Is inflation still transitory? The Bureau of Labor Statistics (BLS) published the latest consumer price index (CPI) numbers for September, and the data suggested that the claims made by the Federal Reserve and the White House that inflation is transitory might be hogwash. From skyrocketing food prices to advancing energy costs, inflation in the United States does not appear to be subsiding. But the smartest men and women in Washington contend that red-hot inflation will be doused someway and somehow, much like when Principal Skinner from The Simpsons says to himself, “Am I so out of touch? No. It’s the children who are wrong.”
Bidenflation Stays Hot in September
The U.S. annual inflation rate surged to a 13-year high of 5.4% in September, slightly higher than economists’ expectations of 5.3%. The core inflation rate, which puts the kibosh on the volatile food and energy sectors, remained unchanged at 4%. On a monthly basis, the CPI rose 0.4%, slightly higher than the median estimate of 0.3%, and the core CPI matched market forecasts of 0.2%.
Last month, everything required a few more dollars in your pocket compared to the same time last year, whether it was buying your favorite vegan proteins at the supermarket or fueling up your Soviet-era Lada automobile.
Food advanced 4.6%, with food at home climbing 4.5% and dining out rising 4.7%. The six main grocery store food group indexes increased, led by meats, eggs, fish, and poultry. Fruits and vegetables, dairy, non-alcoholic beverages, and baked goods ate away your purchasing power.
The energy index spiked 24.8% over the last 12 months as all energy commodities surged. The primary growth was concentrated in gasoline (42.1%), natural gas (20.6%), and electricity (5.2%).
Shelter picked up 3.2%, transportation services tacked on 4.4%, and apparel gained 3.4% in the 12 months ending in September. Suffice it to say, when combing through the BLS numbers, every single category was higher year-over-year. Even on a month-over-month basis, only four components in the basket of goods declined: apparel (-1.1%), used cars and trucks (-0.7%), transportation services (-0.5%), and medical care services (-0.1%).
Market analysts contend that one of the biggest revelations in the monthly snapshot of the U.S. economy was the inflation for rent, which was the highest since the 2006 housing bubble. This has many industry observers anticipating that rents will keep inflation firmer for many more months.
Who You Going to Believe?
In the classic Marx Bros. film, Duck Soup, Chico Marx asks, “Who are you going to believe, me or your own eyes?” This line can best apply to how the Swamp is trying to convince Americans that inflation remains transitory, despite everything that Americans see with their own eyes.
“This is one more data point to say, ‘Fed, your trying to convince us that inflation is transitory is just not believable,’” said Bob Doll, chief investment officer at Crossmark Global Investments. “If you know anybody who doesn’t have to live somewhere, doesn’t eat any food and doesn’t use energy, then inflation is maybe not a particular problem. But come on.”

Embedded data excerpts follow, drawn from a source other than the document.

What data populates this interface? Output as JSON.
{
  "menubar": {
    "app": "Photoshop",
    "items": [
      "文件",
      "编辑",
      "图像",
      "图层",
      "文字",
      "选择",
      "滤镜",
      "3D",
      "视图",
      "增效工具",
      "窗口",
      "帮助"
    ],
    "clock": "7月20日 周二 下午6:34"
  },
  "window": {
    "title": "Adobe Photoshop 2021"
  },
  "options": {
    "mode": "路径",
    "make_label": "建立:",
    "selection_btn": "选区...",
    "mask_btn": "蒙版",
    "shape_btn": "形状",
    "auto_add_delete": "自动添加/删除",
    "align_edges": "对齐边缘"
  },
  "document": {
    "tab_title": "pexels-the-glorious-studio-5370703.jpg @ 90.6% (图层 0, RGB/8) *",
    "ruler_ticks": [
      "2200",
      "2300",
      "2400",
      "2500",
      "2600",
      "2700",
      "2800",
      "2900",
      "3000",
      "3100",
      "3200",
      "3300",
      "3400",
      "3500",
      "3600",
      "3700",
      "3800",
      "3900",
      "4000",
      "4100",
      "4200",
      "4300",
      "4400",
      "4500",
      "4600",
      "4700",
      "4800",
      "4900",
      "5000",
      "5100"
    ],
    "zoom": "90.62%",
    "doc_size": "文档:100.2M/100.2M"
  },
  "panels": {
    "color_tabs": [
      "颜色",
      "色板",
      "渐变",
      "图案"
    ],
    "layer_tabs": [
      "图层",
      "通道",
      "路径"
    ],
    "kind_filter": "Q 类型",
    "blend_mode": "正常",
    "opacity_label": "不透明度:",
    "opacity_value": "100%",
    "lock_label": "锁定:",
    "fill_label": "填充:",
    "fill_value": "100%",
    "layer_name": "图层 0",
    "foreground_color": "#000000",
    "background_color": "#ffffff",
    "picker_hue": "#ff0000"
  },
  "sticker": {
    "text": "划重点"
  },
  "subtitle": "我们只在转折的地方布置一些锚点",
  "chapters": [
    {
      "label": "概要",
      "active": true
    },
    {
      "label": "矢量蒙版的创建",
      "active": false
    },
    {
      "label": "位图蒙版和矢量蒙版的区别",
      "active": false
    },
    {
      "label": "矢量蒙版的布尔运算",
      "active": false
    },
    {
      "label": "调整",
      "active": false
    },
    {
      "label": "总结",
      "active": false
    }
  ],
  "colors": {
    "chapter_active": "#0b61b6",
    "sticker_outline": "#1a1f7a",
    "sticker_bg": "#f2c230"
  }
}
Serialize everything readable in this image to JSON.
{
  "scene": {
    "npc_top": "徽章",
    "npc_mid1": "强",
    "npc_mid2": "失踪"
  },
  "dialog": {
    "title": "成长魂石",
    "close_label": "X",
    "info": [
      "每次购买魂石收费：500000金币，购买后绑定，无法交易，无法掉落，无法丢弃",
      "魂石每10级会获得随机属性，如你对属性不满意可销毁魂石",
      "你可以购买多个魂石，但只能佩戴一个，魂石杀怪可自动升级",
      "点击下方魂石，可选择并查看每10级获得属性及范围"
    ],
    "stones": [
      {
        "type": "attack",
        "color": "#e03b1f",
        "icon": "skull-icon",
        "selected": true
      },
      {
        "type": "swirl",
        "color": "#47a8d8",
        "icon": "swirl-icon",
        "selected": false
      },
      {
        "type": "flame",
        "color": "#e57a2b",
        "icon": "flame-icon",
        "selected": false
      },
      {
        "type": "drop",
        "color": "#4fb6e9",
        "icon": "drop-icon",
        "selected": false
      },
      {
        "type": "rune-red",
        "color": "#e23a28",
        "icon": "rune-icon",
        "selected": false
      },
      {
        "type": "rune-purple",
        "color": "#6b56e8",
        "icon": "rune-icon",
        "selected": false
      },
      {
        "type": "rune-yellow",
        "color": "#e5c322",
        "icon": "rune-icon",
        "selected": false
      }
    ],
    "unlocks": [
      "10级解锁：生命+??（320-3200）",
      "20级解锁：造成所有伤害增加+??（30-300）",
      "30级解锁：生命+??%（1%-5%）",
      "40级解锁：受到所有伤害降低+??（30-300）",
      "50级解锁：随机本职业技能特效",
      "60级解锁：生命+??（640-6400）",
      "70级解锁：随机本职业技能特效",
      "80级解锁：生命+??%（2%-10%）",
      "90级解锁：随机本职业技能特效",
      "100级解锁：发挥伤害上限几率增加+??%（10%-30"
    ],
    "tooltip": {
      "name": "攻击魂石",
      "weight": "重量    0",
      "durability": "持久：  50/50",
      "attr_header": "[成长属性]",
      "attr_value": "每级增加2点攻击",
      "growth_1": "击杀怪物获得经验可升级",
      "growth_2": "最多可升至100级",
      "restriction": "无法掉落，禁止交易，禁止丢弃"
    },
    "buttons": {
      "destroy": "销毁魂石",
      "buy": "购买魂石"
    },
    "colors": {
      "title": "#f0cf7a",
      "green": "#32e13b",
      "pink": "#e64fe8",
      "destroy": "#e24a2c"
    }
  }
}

Indeed, it has been quite a year for these policymakers who first insisted that higher prices would not happen to now warn that sizzling inflation will be the new normal until next year. And the public is ostensibly not buying what these esteemed bureaucrats are selling anymore.
The Federal Reserve Bank of New York released its latest monthly Survey of Consumer Expectations, revealing that U.S. households now think inflation will jump to 5.3% in a year and 4.2% in the next three years. Is this why some of the establishment’s power brokers call transitory a “dirty word”?
Federal Reserve Bank of Atlanta President Raphael Bostic recently told the Peterson Institute for International Economics (PIIE) in a prepared speech: “This has become a swear word to my staff and me over the past few months. Say ‘transitory’ and you have to put a dollar in the jar. My issue is not with the meaning of the word, but with using it to describe current inflation dynamics.”
Other central bankers are bucking what the official line is inside the Eccles Building. St. Louis Fed President James Bullard posited that inflation could approach 3% next year, higher than the institution’s wider forecast of 2.3%. What about the White House? It is more than likely that the administration will say that nobody saw this coming, despite the myriad of reports suggesting that inflation was inevitable.
Is Relief on the Way?
The shipping container crisis is not abating. The energy crisis is beginning to escalate ahead of Old Man Winter’s arrival. Producer prices are still smoking. Most hard and soft commodities are trending at or near all-time highs. But there is hope. The U.S. Department of Agriculture (USDA) released its World Agricultural Supply and Demand Estimates (WASDE) report, spotlighting that corn and soybean output is increasing, so there might be some modest relief at the supermarket next year. Until then, consumers will need to store their nuts – winter is coming!